Now in its eleventh year, the index looks at more than 40 indicators of a good performing pension systems, grouped into three main dimensions: adequacy, sustainability and integrity. Adequacy assesses how generous systems are in providing benefits to retirees. Sustainability on the other hand scores how sustainable the system is over the long term, measuring factors such as the length of expected retirement now and in the future, the labour force participation rate of older workers, and government debt. 

The integrity score examines the communication, costs, governance, regulation, and protection of pension plans. It also considers the quality of the country's private sector pensions because, without them, the government becomes the only pension provider.

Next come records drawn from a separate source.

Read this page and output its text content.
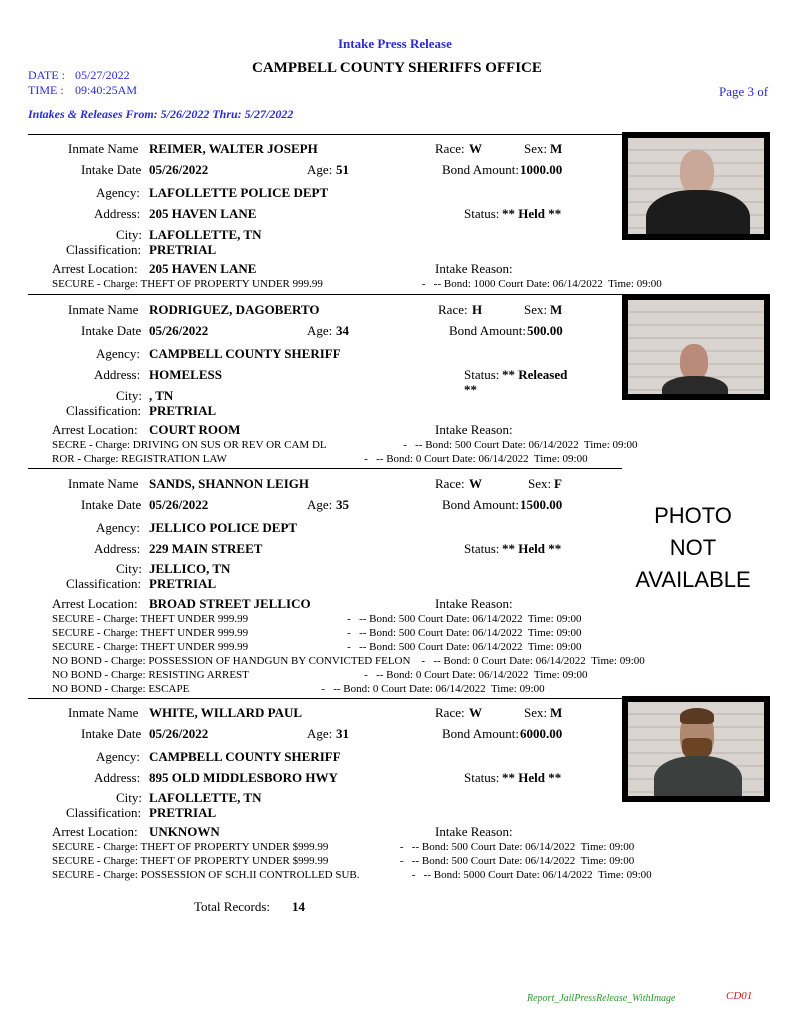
Intake Press Release
CAMPBELL COUNTY SHERIFFS OFFICE
DATE : 05/27/2022
TIME : 09:40:25AM	Page 3 of
Intakes & Releases From: 5/26/2022 Thru: 5/27/2022
Inmate Name REIMER, WALTER JOSEPH	Race: W	Sex: M
Intake Date 05/26/2022	Age: 51	Bond Amount: 1000.00
Agency: LAFOLLETTE POLICE DEPT
Address: 205 HAVEN LANE	Status: ** Held **
City: LAFOLLETTE, TN
Classification: PRETRIAL
Arrest Location: 205 HAVEN LANE	Intake Reason:
SECURE - Charge: THEFT OF PROPERTY UNDER 999.99                                    -   -- Bond: 1000 Court Date: 06/14/2022  Time: 09:00
Inmate Name RODRIGUEZ, DAGOBERTO	Race: H	Sex: M
Intake Date 05/26/2022	Age: 34	Bond Amount: 500.00
Agency: CAMPBELL COUNTY SHERIFF
Address: HOMELESS	Status: ** Released
**
City: , TN
Classification: PRETRIAL
Arrest Location: COURT ROOM	Intake Reason:
SECRE - Charge: DRIVING ON SUS OR REV OR CAM DL                            -   -- Bond: 500 Court Date: 06/14/2022  Time: 09:00
ROR - Charge: REGISTRATION LAW                                                  -   -- Bond: 0 Court Date: 06/14/2022  Time: 09:00
Inmate Name SANDS, SHANNON LEIGH	Race: W	Sex: F
Intake Date 05/26/2022	Age: 35	Bond Amount: 1500.00
Agency: JELLICO POLICE DEPT
Address: 229 MAIN STREET	Status: ** Held **
City: JELLICO, TN
Classification: PRETRIAL
Arrest Location: BROAD STREET JELLICO	Intake Reason:
SECURE - Charge: THEFT UNDER 999.99                                    -   -- Bond: 500 Court Date: 06/14/2022  Time: 09:00
SECURE - Charge: THEFT UNDER 999.99                                    -   -- Bond: 500 Court Date: 06/14/2022  Time: 09:00
SECURE - Charge: THEFT UNDER 999.99                                    -   -- Bond: 500 Court Date: 06/14/2022  Time: 09:00
NO BOND - Charge: POSSESSION OF HANDGUN BY CONVICTED FELON    -   -- Bond: 0 Court Date: 06/14/2022  Time: 09:00
NO BOND - Charge: RESISTING ARREST                                          -   -- Bond: 0 Court Date: 06/14/2022  Time: 09:00
NO BOND - Charge: ESCAPE                                                -   -- Bond: 0 Court Date: 06/14/2022  Time: 09:00
PHOTO
NOT
AVAILABLE
Inmate Name WHITE, WILLARD PAUL	Race: W	Sex: M
Intake Date 05/26/2022	Age: 31	Bond Amount: 6000.00
Agency: CAMPBELL COUNTY SHERIFF
Address: 895 OLD MIDDLESBORO HWY	Status: ** Held **
City: LAFOLLETTE, TN
Classification: PRETRIAL
Arrest Location: UNKNOWN	Intake Reason:
SECURE - Charge: THEFT OF PROPERTY UNDER $999.99                          -   -- Bond: 500 Court Date: 06/14/2022  Time: 09:00
SECURE - Charge: THEFT OF PROPERTY UNDER $999.99                          -   -- Bond: 500 Court Date: 06/14/2022  Time: 09:00
SECURE - Charge: POSSESSION OF SCH.II CONTROLLED SUB.                   -   -- Bond: 5000 Court Date: 06/14/2022  Time: 09:00
Total Records: 14
Report_JailPressRelease_WithImage	CD01
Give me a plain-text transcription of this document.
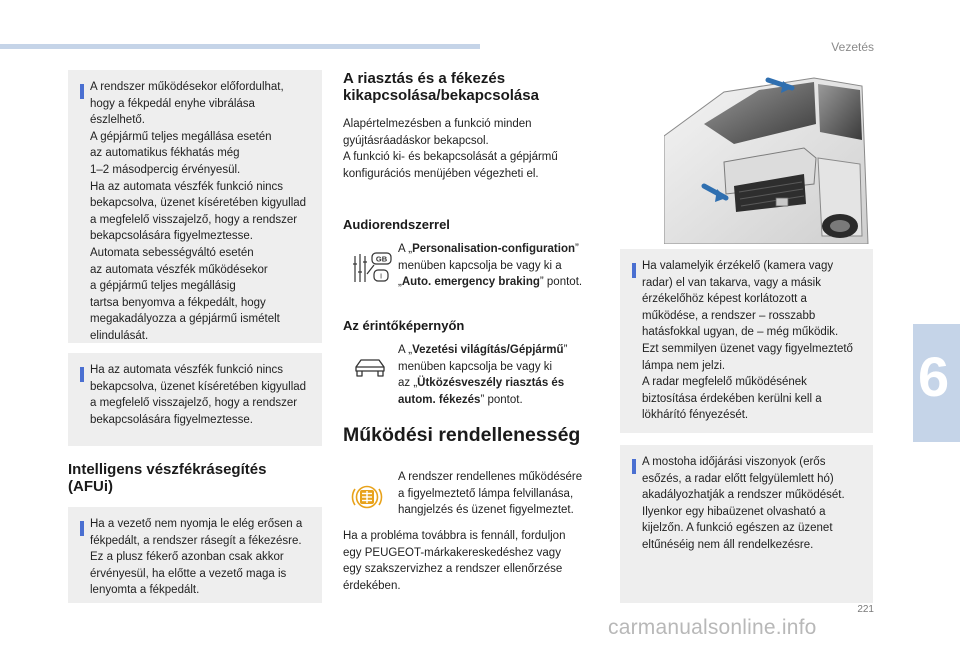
Vezetés
6
A rendszer működésekor előfordulhat,
hogy a fékpedál enyhe vibrálása
észlelhető.
A gépjármű teljes megállása esetén
az automatikus fékhatás még
1–2 másodpercig érvényesül.
Ha az automata vészfék funkció nincs
bekapcsolva, üzenet kíséretében kigyullad
a megfelelő visszajelző, hogy a rendszer
bekapcsolására figyelmeztesse.
Automata sebességváltó esetén
az automata vészfék működésekor
a gépjármű teljes megállásig
tartsa benyomva a fékpedált, hogy
megakadályozza a gépjármű ismételt
elindulását.
Ha az automata vészfék funkció nincs
bekapcsolva, üzenet kíséretében kigyullad
a megfelelő visszajelző, hogy a rendszer
bekapcsolására figyelmeztesse.
Intelligens vészfékrásegítés
(AFUi)
Ha a vezető nem nyomja le elég erősen a
fékpedált, a rendszer rásegít a fékezésre.
Ez a plusz fékerő azonban csak akkor
érvényesül, ha előtte a vezető maga is
lenyomta a fékpedált.
A riasztás és a fékezés
kikapcsolása/bekapcsolása
Alapértelmezésben a funkció minden
gyújtásráadáskor bekapcsol.
A funkció ki- és bekapcsolását a gépjármű
konfigurációs menüjében végezheti el.
Audiorendszerrel
GB
I
A „Personalisation-configuration”
menüben kapcsolja be vagy ki a
„Auto. emergency braking” pontot.
Az érintőképernyőn
A „Vezetési világítás/Gépjármű”
menüben kapcsolja be vagy ki
az „Ütközésveszély riasztás és
autom. fékezés” pontot.
Működési rendellenesség
A rendszer rendellenes működésére
a figyelmeztető lámpa felvillanása,
hangjelzés és üzenet figyelmeztet.
Ha a probléma továbbra is fennáll, forduljon
egy PEUGEOT-márkakereskedéshez vagy
egy szakszervizhez a rendszer ellenőrzése
érdekében.
Ha valamelyik érzékelő (kamera vagy
radar) el van takarva, vagy a másik
érzékelőhöz képest korlátozott a
működése, a rendszer – rosszabb
hatásfokkal ugyan, de – még működik.
Ezt semmilyen üzenet vagy figyelmeztető
lámpa nem jelzi.
A radar megfelelő működésének
biztosítása érdekében kerülni kell a
lökhárító fényezését.
A mostoha időjárási viszonyok (erős
esőzés, a radar előtt felgyülemlett hó)
akadályozhatják a rendszer működését.
Ilyenkor egy hibaüzenet olvasható a
kijelzőn. A funkció egészen az üzenet
eltűnéséig nem áll rendelkezésre.
221
carmanualsonline.info
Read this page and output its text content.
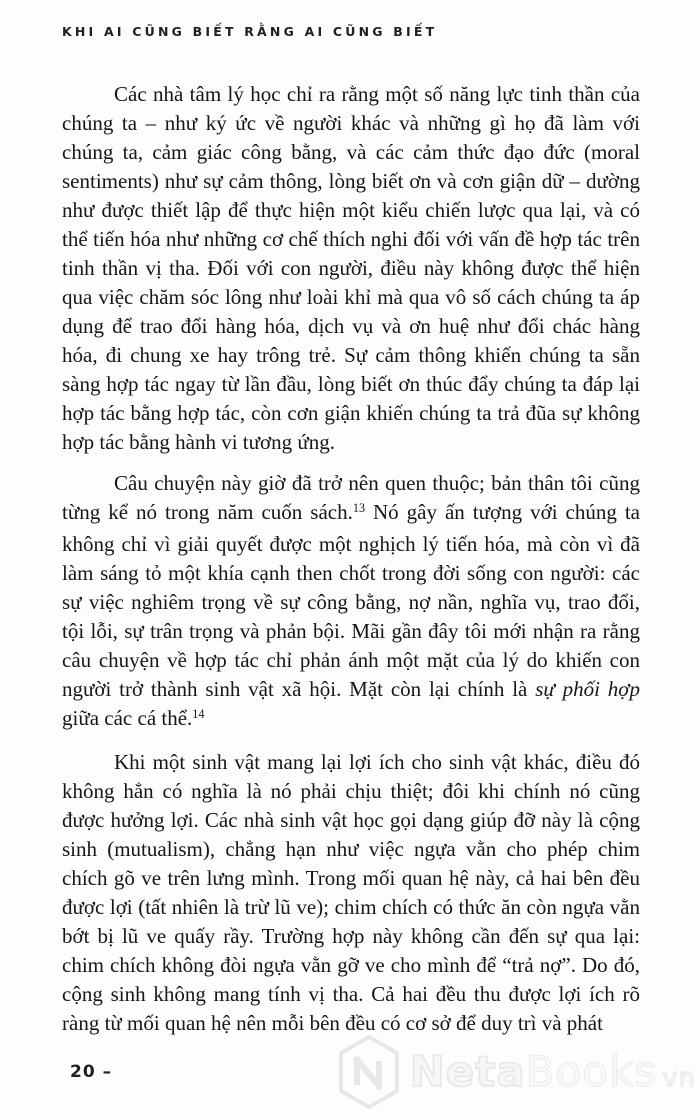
KHI AI CŨNG BIẾT RẰNG AI CŨNG BIẾT

Các nhà tâm lý học chỉ ra rằng một số năng lực tinh thần của chúng ta – như ký ức về người khác và những gì họ đã làm với chúng ta, cảm giác công bằng, và các cảm thức đạo đức (moral sentiments) như sự cảm thông, lòng biết ơn và cơn giận dữ – dường như được thiết lập để thực hiện một kiểu chiến lược qua lại, và có thể tiến hóa như những cơ chế thích nghi đối với vấn đề hợp tác trên tinh thần vị tha. Đối với con người, điều này không được thể hiện qua việc chăm sóc lông như loài khỉ mà qua vô số cách chúng ta áp dụng để trao đổi hàng hóa, dịch vụ và ơn huệ như đổi chác hàng hóa, đi chung xe hay trông trẻ. Sự cảm thông khiến chúng ta sẵn sàng hợp tác ngay từ lần đầu, lòng biết ơn thúc đẩy chúng ta đáp lại hợp tác bằng hợp tác, còn cơn giận khiến chúng ta trả đũa sự không hợp tác bằng hành vi tương ứng.

Câu chuyện này giờ đã trở nên quen thuộc; bản thân tôi cũng từng kể nó trong năm cuốn sách.$^{13}$ Nó gây ấn tượng với chúng ta không chỉ vì giải quyết được một nghịch lý tiến hóa, mà còn vì đã làm sáng tỏ một khía cạnh then chốt trong đời sống con người: các sự việc nghiêm trọng về sự công bằng, nợ nần, nghĩa vụ, trao đổi, tội lỗi, sự trân trọng và phản bội. Mãi gần đây tôi mới nhận ra rằng câu chuyện về hợp tác chỉ phản ánh một mặt của lý do khiến con người trở thành sinh vật xã hội. Mặt còn lại chính là sự phối hợp giữa các cá thể.$^{14}$

Khi một sinh vật mang lại lợi ích cho sinh vật khác, điều đó không hẳn có nghĩa là nó phải chịu thiệt; đôi khi chính nó cũng được hưởng lợi. Các nhà sinh vật học gọi dạng giúp đỡ này là cộng sinh (mutualism), chẳng hạn như việc ngựa vằn cho phép chim chích gõ ve trên lưng mình. Trong mối quan hệ này, cả hai bên đều được lợi (tất nhiên là trừ lũ ve); chim chích có thức ăn còn ngựa vằn bớt bị lũ ve quấy rầy. Trường hợp này không cần đến sự qua lại: chim chích không đòi ngựa vằn gỡ ve cho mình để “trả nợ”. Do đó, cộng sinh không mang tính vị tha. Cả hai đều thu được lợi ích rõ ràng từ mối quan hệ nên mỗi bên đều có cơ sở để duy trì và phát

20 –	NetaBooks vn
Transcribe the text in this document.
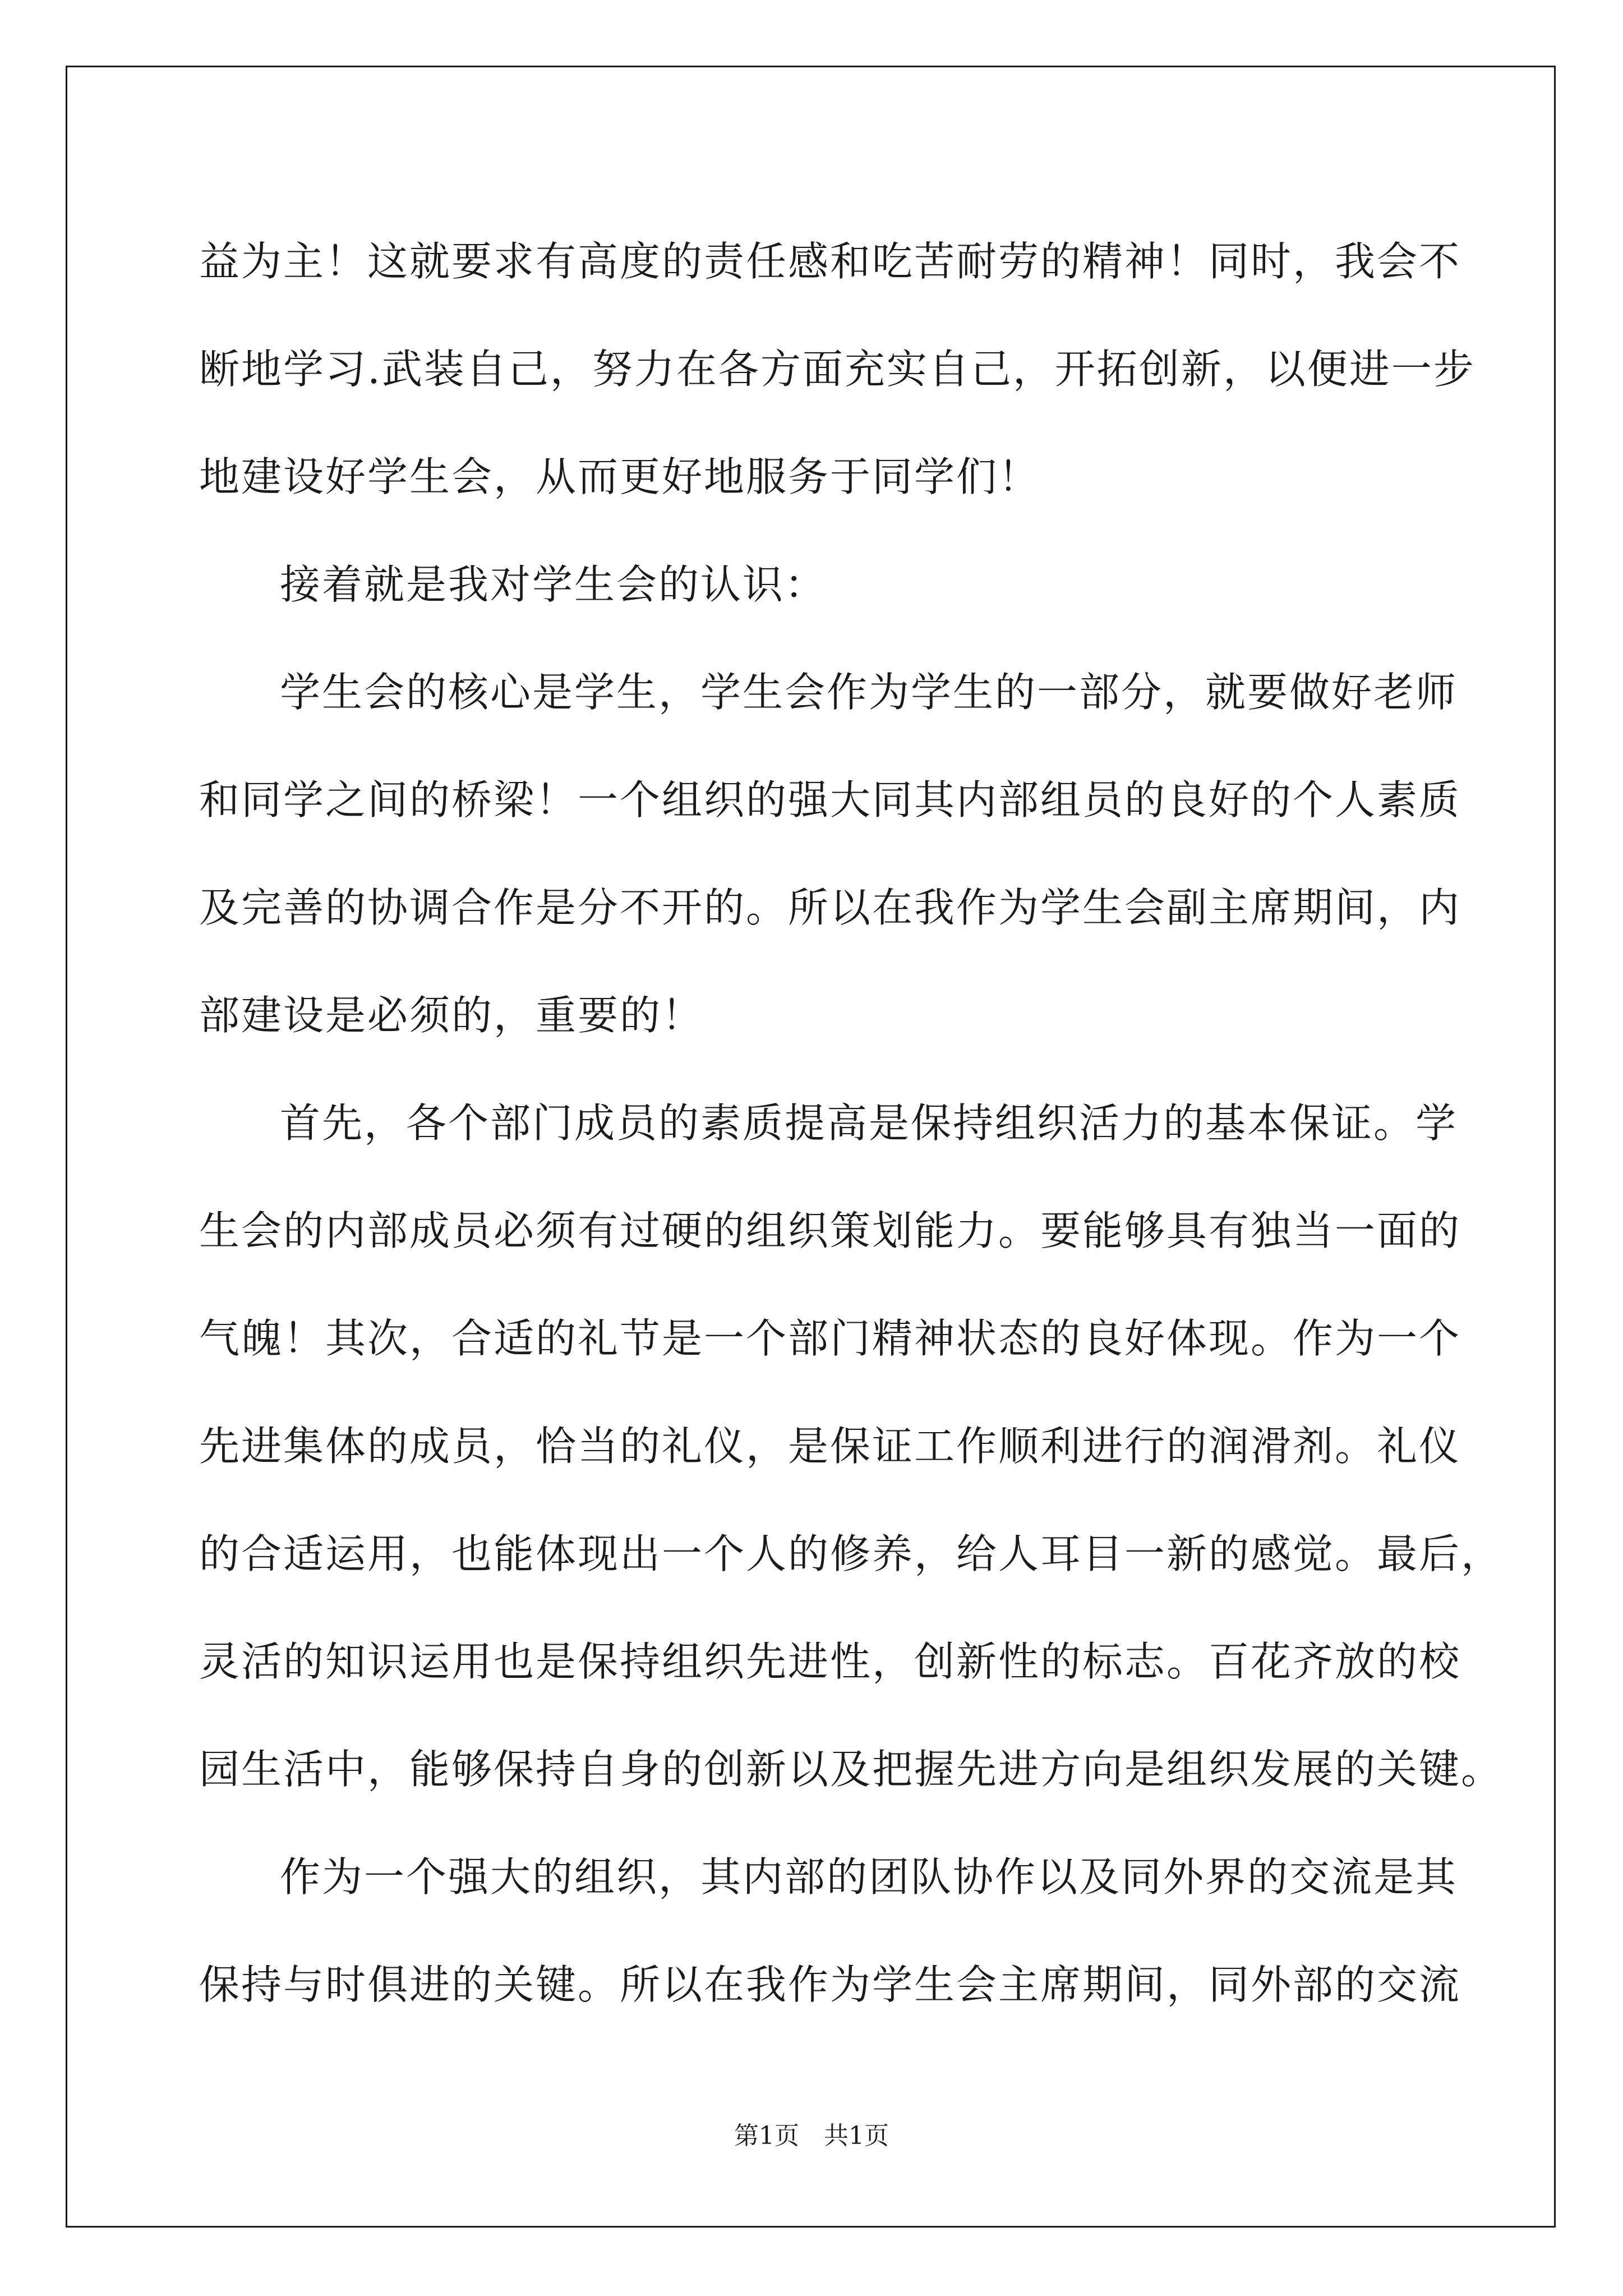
益为主！这就要求有高度的责任感和吃苦耐劳的精神！同时，我会不
断地学习.武装自己，努力在各方面充实自己，开拓创新，以便进一步
地建设好学生会，从而更好地服务于同学们！
接着就是我对学生会的认识：
学生会的核心是学生，学生会作为学生的一部分，就要做好老师
和同学之间的桥梁！一个组织的强大同其内部组员的良好的个人素质
及完善的协调合作是分不开的。所以在我作为学生会副主席期间，内
部建设是必须的，重要的！
首先，各个部门成员的素质提高是保持组织活力的基本保证。学
生会的内部成员必须有过硬的组织策划能力。要能够具有独当一面的
气魄！其次，合适的礼节是一个部门精神状态的良好体现。作为一个
先进集体的成员，恰当的礼仪，是保证工作顺利进行的润滑剂。礼仪
的合适运用，也能体现出一个人的修养，给人耳目一新的感觉。最后，
灵活的知识运用也是保持组织先进性，创新性的标志。百花齐放的校
园生活中，能够保持自身的创新以及把握先进方向是组织发展的关键。
作为一个强大的组织，其内部的团队协作以及同外界的交流是其
保持与时俱进的关键。所以在我作为学生会主席期间，同外部的交流
第1页　共1页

The top pension systems in the world, Europe on top

For the second year running, the Netherlands’ $1.5 trillion pension industry has been named the best in the world. Although the country loses out to leaders in each of the three dimensions – Ireland for adequacy, Denmark for sustainability, and Finland for integrity – the country scores high on all three aspects and maintains its position just ahead of Denmark. 

For the Dutch, the news does not come as a major surprise. Their retirement income system has consistently held the first or second place for ten out of the last eleven studies by Mercer and Monash Business School.

Despite a major political debate in the country on the future of the country’s pensions system, globally it is regarded as “first class and robust”, able to “deliver good benefits against a high degree of integrity.” 

The Dutch retirement income system is made up of a flat-rate public pension and a quasi-mandatory earnings-related occupational pension linked to industrial agreements. This to an extent explains why the country’s pension players are relatively large and are punching above their weight on the global stage. Both ABP (the pension fund for government and education employees) and PFZW (a fund for healthcare professionals) rank among the world’s ten largest (superannuation) funds. 

The globe’s largest pension system, the US, is meanwhile facing “major risks” that should be addressed. The US falls below the global average in two of the three dimensions: adequacy and integrity. 

Consistent with previous editions of the ranking, European countries fare well in the top ten. Denmark ranks second, while fellow-Nordic countries Finland, Sweden and Norway rank fourth, fifth and sixth respectively. Third-placed Australia, and New Zealand (#9) and Canada (#10) round out the top ten. 

According to David Knox from Mercer, author of the study, systems around the world are facing unprecedented life expectancy and rising pressure on public resources to support the health and welfare of older citizens. “It is therefore imperative that policy makers reflect on the strengths and weaknesses of their systems to ensure stronger long-term outcomes for the retirees of the future. Also, it is essential the state pension or retirement age is reconsidered in line with increasing longevity – a step some governments have already taken – to reduce the costs of publicly financed pension benefits.”